I would also like to mention misinformation that has been shared by Ugandan government officials and their affiliates. These have tried to downplay the environmental footprint of the EACOP. For instance, to downplay the biodiversity conservation risks of the pipeline, they have argued that the EACOP will not kill lions or hippos.
Available information however indicates that the EACOP will directly affect – or will be located in – the ‘area of influence’ of key animal habitats in Uganda and Tanzania. These include Wambabya and Taala forests in Uganda.
Further, the pipeline will cross rivers such as the Wambabya tributary, River Kafu and two of its tributaries, River Nabakazi, and two of its tributaries as well Rivers Katonga, Kibale and Jemakunya in Uganda.
In Tanzania, the pipeline will affect legally protected areas including Minziro Nature Forest, Burigi-Biharamulo Game Reserve and Swaga Swaga Game Reserve. Others include Kagera River, River Pangani, Lake Victoria Wetlands, Wembere Wetlands, Sigi River and others.

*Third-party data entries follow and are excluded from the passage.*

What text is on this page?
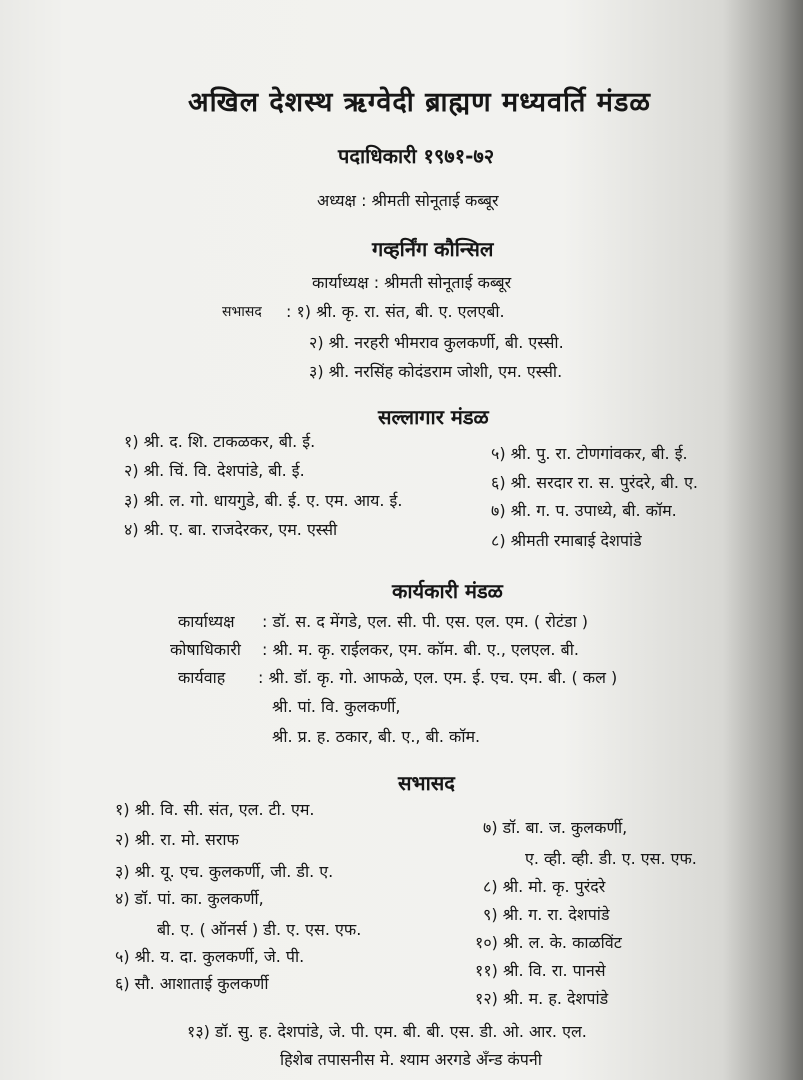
अखिल देशस्थ ऋग्वेदी ब्राह्मण मध्यवर्ति मंडळ
पदाधिकारी १९७१-७२
अध्यक्ष : श्रीमती सोनूताई कब्बूर
गव्हर्निंग कौन्सिल
कार्याध्यक्ष : श्रीमती सोनूताई कब्बूर
सभासद : १) श्री. कृ. रा. संत, बी. ए. एलएबी.
२) श्री. नरहरी भीमराव कुलकर्णी, बी. एस्सी.
३) श्री. नरसिंह कोदंडराम जोशी, एम. एस्सी.
सल्लागार मंडळ
१) श्री. द. शि. टाकळकर, बी. ई.
२) श्री. चिं. वि. देशपांडे, बी. ई.
३) श्री. ल. गो. धायगुडे, बी. ई. ए. एम. आय. ई.
४) श्री. ए. बा. राजदेरकर, एम. एस्सी
५) श्री. पु. रा. टोणगांवकर, बी. ई.
६) श्री. सरदार रा. स. पुरंदरे, बी. ए.
७) श्री. ग. प. उपाध्ये, बी. कॉम.
८) श्रीमती रमाबाई देशपांडे
कार्यकारी मंडळ
कार्याध्यक्ष : डॉ. स. द मेंगडे, एल. सी. पी. एस. एल. एम. ( रोटंडा )
कोषाधिकारी : श्री. म. कृ. राईलकर, एम. कॉम. बी. ए., एलएल. बी.
कार्यवाह : श्री. डॉ. कृ. गो. आफळे, एल. एम. ई. एच. एम. बी. ( कल )
श्री. पां. वि. कुलकर्णी,
श्री. प्र. ह. ठकार, बी. ए., बी. कॉम.
सभासद
१) श्री. वि. सी. संत, एल. टी. एम.
२) श्री. रा. मो. सराफ
३) श्री. यू. एच. कुलकर्णी, जी. डी. ए.
४) डॉ. पां. का. कुलकर्णी,
बी. ए. ( ऑनर्स ) डी. ए. एस. एफ.
५) श्री. य. दा. कुलकर्णी, जे. पी.
६) सौ. आशाताई कुलकर्णी
७) डॉ. बा. ज. कुलकर्णी,
ए. व्ही. व्ही. डी. ए. एस. एफ.
८) श्री. मो. कृ. पुरंदरे
९) श्री. ग. रा. देशपांडे
१०) श्री. ल. के. काळविंट
११) श्री. वि. रा. पानसे
१२) श्री. म. ह. देशपांडे
१३) डॉ. सु. ह. देशपांडे, जे. पी. एम. बी. बी. एस. डी. ओ. आर. एल.
हिशेब तपासनीस मे. श्याम अरगडे अँन्ड कंपनी
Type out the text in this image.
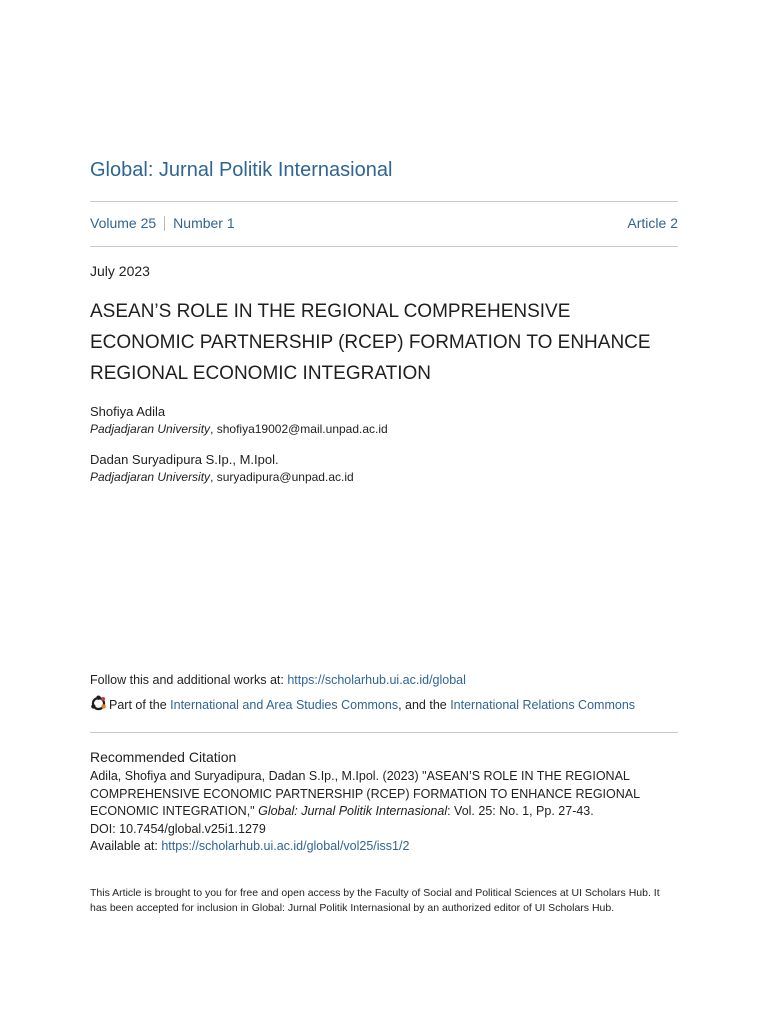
Global: Jurnal Politik Internasional
Volume 25 Number 1	Article 2
July 2023
ASEAN’S ROLE IN THE REGIONAL COMPREHENSIVE ECONOMIC PARTNERSHIP (RCEP) FORMATION TO ENHANCE REGIONAL ECONOMIC INTEGRATION
Shofiya Adila
Padjadjaran University, shofiya19002@mail.unpad.ac.id
Dadan Suryadipura S.Ip., M.Ipol.
Padjadjaran University, suryadipura@unpad.ac.id
Follow this and additional works at: https://scholarhub.ui.ac.id/global
Part of the International and Area Studies Commons, and the International Relations Commons
Recommended Citation
Adila, Shofiya and Suryadipura, Dadan S.Ip., M.Ipol. (2023) "ASEAN’S ROLE IN THE REGIONAL COMPREHENSIVE ECONOMIC PARTNERSHIP (RCEP) FORMATION TO ENHANCE REGIONAL ECONOMIC INTEGRATION," Global: Jurnal Politik Internasional: Vol. 25: No. 1, Pp. 27-43.
DOI: 10.7454/global.v25i1.1279
Available at: https://scholarhub.ui.ac.id/global/vol25/iss1/2
This Article is brought to you for free and open access by the Faculty of Social and Political Sciences at UI Scholars Hub. It has been accepted for inclusion in Global: Jurnal Politik Internasional by an authorized editor of UI Scholars Hub.
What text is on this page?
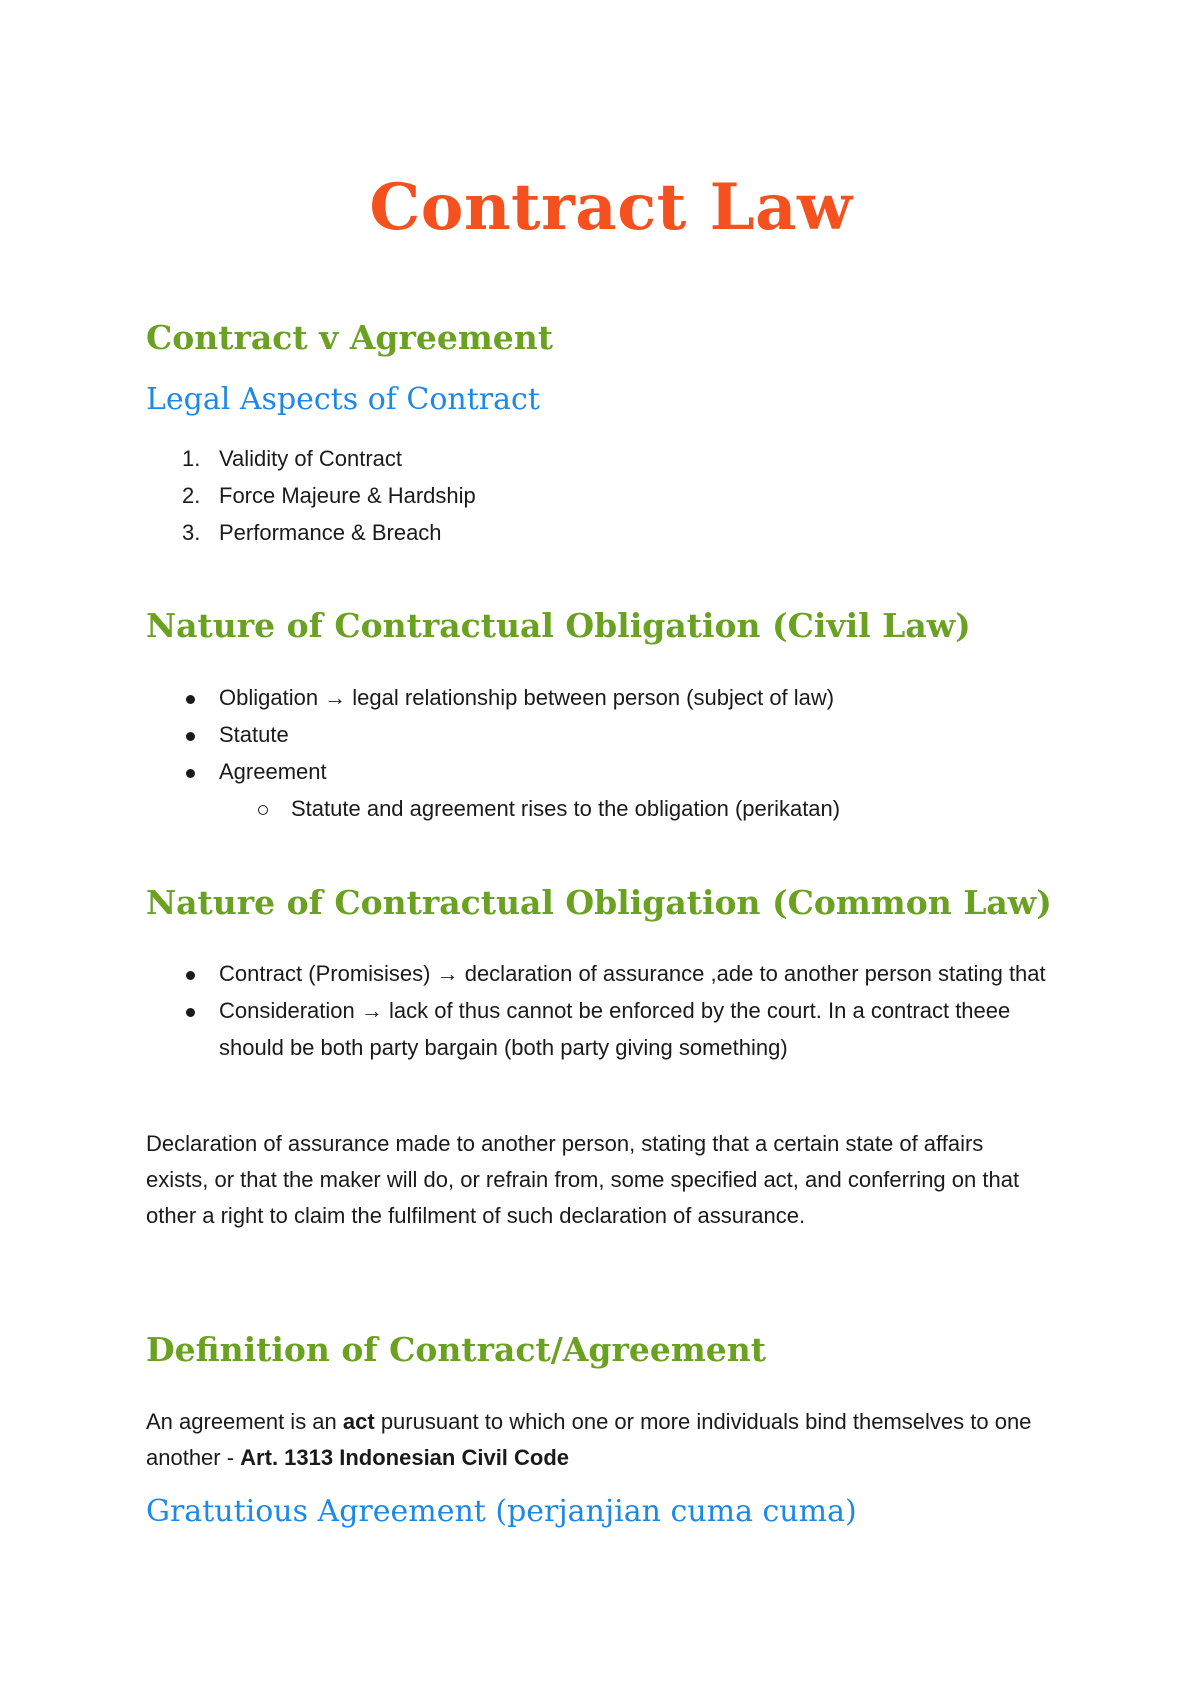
Contract Law
Contract v Agreement
Legal Aspects of Contract
1. Validity of Contract
2. Force Majeure & Hardship
3. Performance & Breach
Nature of Contractual Obligation (Civil Law)
Obligation → legal relationship between person (subject of law)
Statute
Agreement
Statute and agreement rises to the obligation (perikatan)
Nature of Contractual Obligation (Common Law)
Contract (Promisises) → declaration of assurance ,ade to another person stating that
Consideration → lack of thus cannot be enforced by the court. In a contract theee should be both party bargain (both party giving something)

Declaration of assurance made to another person, stating that a certain state of affairs exists, or that the maker will do, or refrain from, some specified act, and conferring on that other a right to claim the fulfilment of such declaration of assurance.

Definition of Contract/Agreement

An agreement is an act purusuant to which one or more individuals bind themselves to one another - Art. 1313 Indonesian Civil Code

Gratutious Agreement (perjanjian cuma cuma)
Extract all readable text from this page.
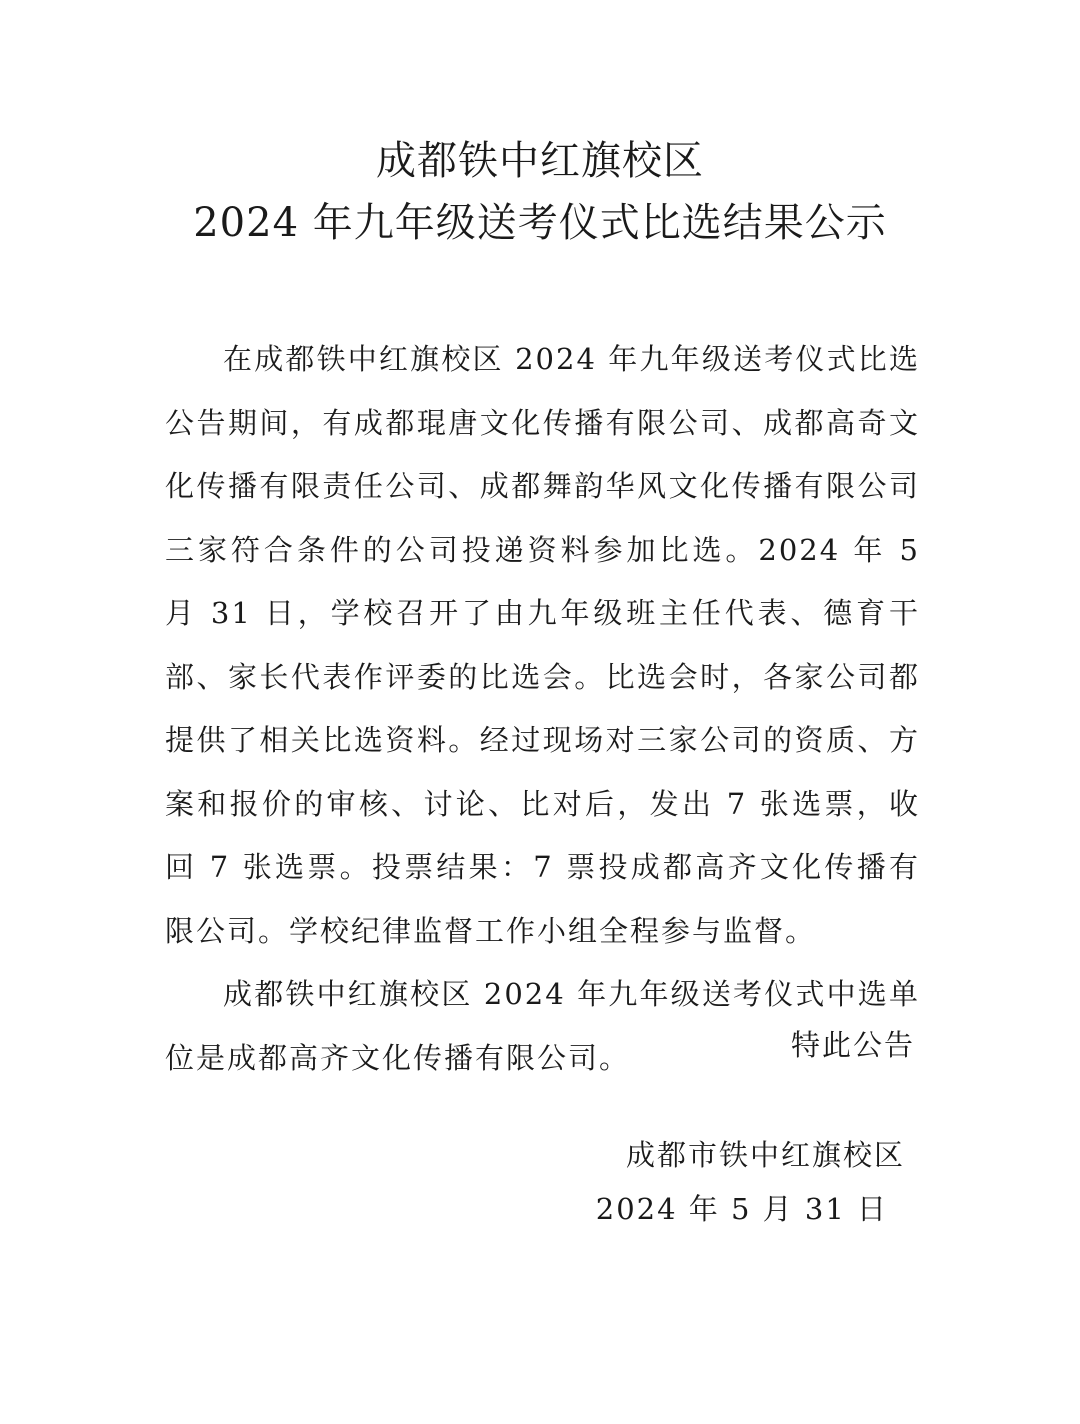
成都铁中红旗校区
2024 年九年级送考仪式比选结果公示

在成都铁中红旗校区 2024 年九年级送考仪式比选公告期间，有成都琨唐文化传播有限公司、成都高奇文化传播有限责任公司、成都舞韵华风文化传播有限公司三家符合条件的公司投递资料参加比选。2024 年 5 月 31 日，学校召开了由九年级班主任代表、德育干部、家长代表作评委的比选会。比选会时，各家公司都提供了相关比选资料。经过现场对三家公司的资质、方案和报价的审核、讨论、比对后，发出 7 张选票，收回 7 张选票。投票结果：7 票投成都高齐文化传播有限公司。学校纪律监督工作小组全程参与监督。

成都铁中红旗校区 2024 年九年级送考仪式中选单位是成都高齐文化传播有限公司。	特此公告
成都市铁中红旗校区
2024 年 5 月 31 日
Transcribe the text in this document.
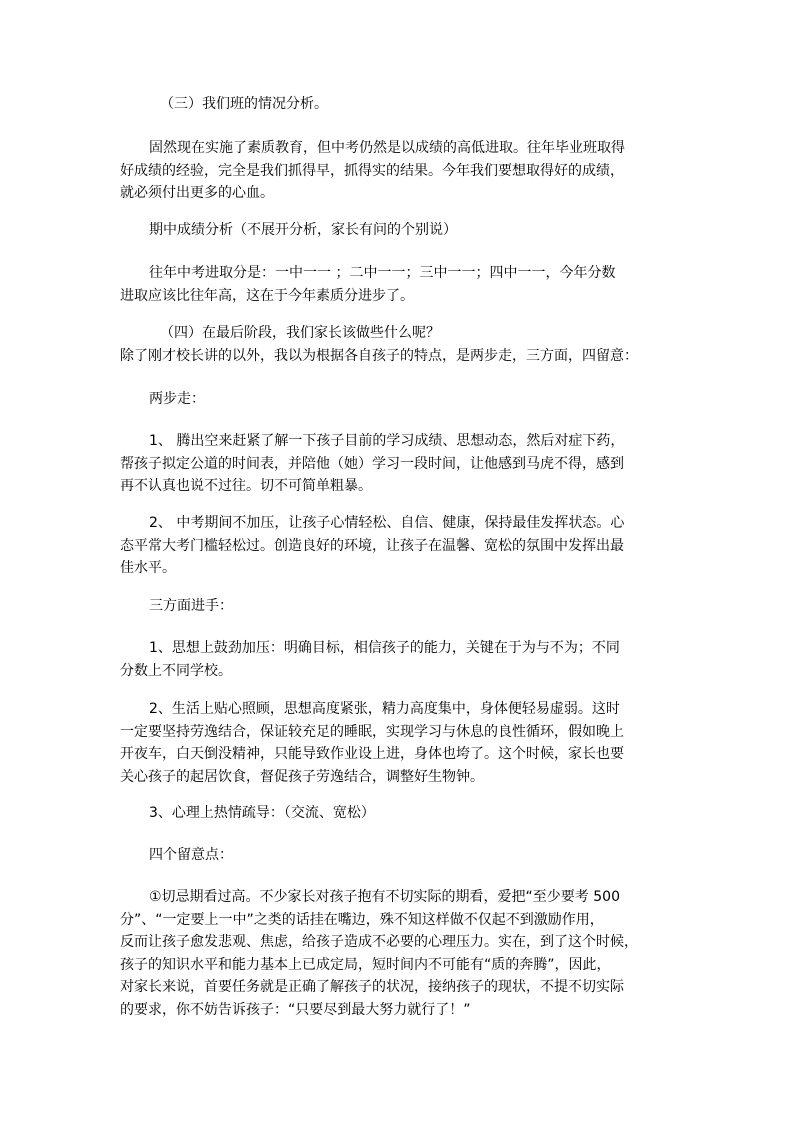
（三）我们班的情况分析。

固然现在实施了素质教育，但中考仍然是以成绩的高低进取。往年毕业班取得
好成绩的经验，完全是我们抓得早，抓得实的结果。今年我们要想取得好的成绩，
就必须付出更多的心血。

期中成绩分析（不展开分析，家长有问的个别说）

往年中考进取分是：一中一一 ；二中一一；三中一一；四中一一，今年分数
进取应该比往年高，这在于今年素质分进步了。

（四）在最后阶段，我们家长该做些什么呢？
除了刚才校长讲的以外，我以为根据各自孩子的特点，是两步走，三方面，四留意：

两步走：

1、 腾出空来赶紧了解一下孩子目前的学习成绩、思想动态，然后对症下药，
帮孩子拟定公道的时间表，并陪他（她）学习一段时间，让他感到马虎不得，感到
再不认真也说不过往。切不可简单粗暴。

2、 中考期间不加压，让孩子心情轻松、自信、健康，保持最佳发挥状态。心
态平常大考门槛轻松过。创造良好的环境，让孩子在温馨、宽松的氛围中发挥出最
佳水平。

三方面进手：

1、思想上鼓劲加压：明确目标，相信孩子的能力，关键在于为与不为；不同
分数上不同学校。

2、生活上贴心照顾，思想高度紧张，精力高度集中，身体便轻易虚弱。这时
一定要坚持劳逸结合，保证较充足的睡眠，实现学习与休息的良性循环，假如晚上
开夜车，白天倒没精神，只能导致作业设上进，身体也垮了。这个时候，家长也要
关心孩子的起居饮食，督促孩子劳逸结合，调整好生物钟。

3、心理上热情疏导：（交流、宽松）

四个留意点：

①切忌期看过高。不少家长对孩子抱有不切实际的期看，爱把“至少要考 500
分”、“一定要上一中”之类的话挂在嘴边，殊不知这样做不仅起不到激励作用，
反而让孩子愈发悲观、焦虑，给孩子造成不必要的心理压力。实在，到了这个时候，
孩子的知识水平和能力基本上已成定局，短时间内不可能有“质的奔腾”，因此，
对家长来说，首要任务就是正确了解孩子的状况，接纳孩子的现状，不提不切实际
的要求，你不妨告诉孩子：“只要尽到最大努力就行了！”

The above ecosystems are not only habitats to small invertebrates but also bigger animals such as the endangered chimpanzees, lions and hippos. The habitats stand to be lost or degraded because of the EACOP.
The Tanzania EACOP ESIA of 2019 indeed recognizes that “The [habitat] loss … will have impacts of very long duration [as (the) forest(s) will take a long time to return to their original condition].”
Other misinformation that has been shared is that the EACOP will not affect Lake Victoria. However, both the Ugandan and Tanzanian EACOP ESIA reports are clear: the pipeline will affect wetlands and watercourses belonging to Lake Victoria.
Modeling exercises done by scientists to determine how the lake would be impacted in case of any oil spills show that there are high risks of the lake being polluted at some point.
Because the EACOP crosses River Kagera in Tanzania, which is a tributary of Lake Victoria, the lake’s vulnerability to being negatively impacted in the event of an oil spill is heightened.
Traditionally, and as recognized by President Museveni, Africans have lived in harmony with nature. They should continue to do so by championing renewable energy over risky projects such as the EACOP.
Dickens Kamugisha is the CEO of AFIEGO.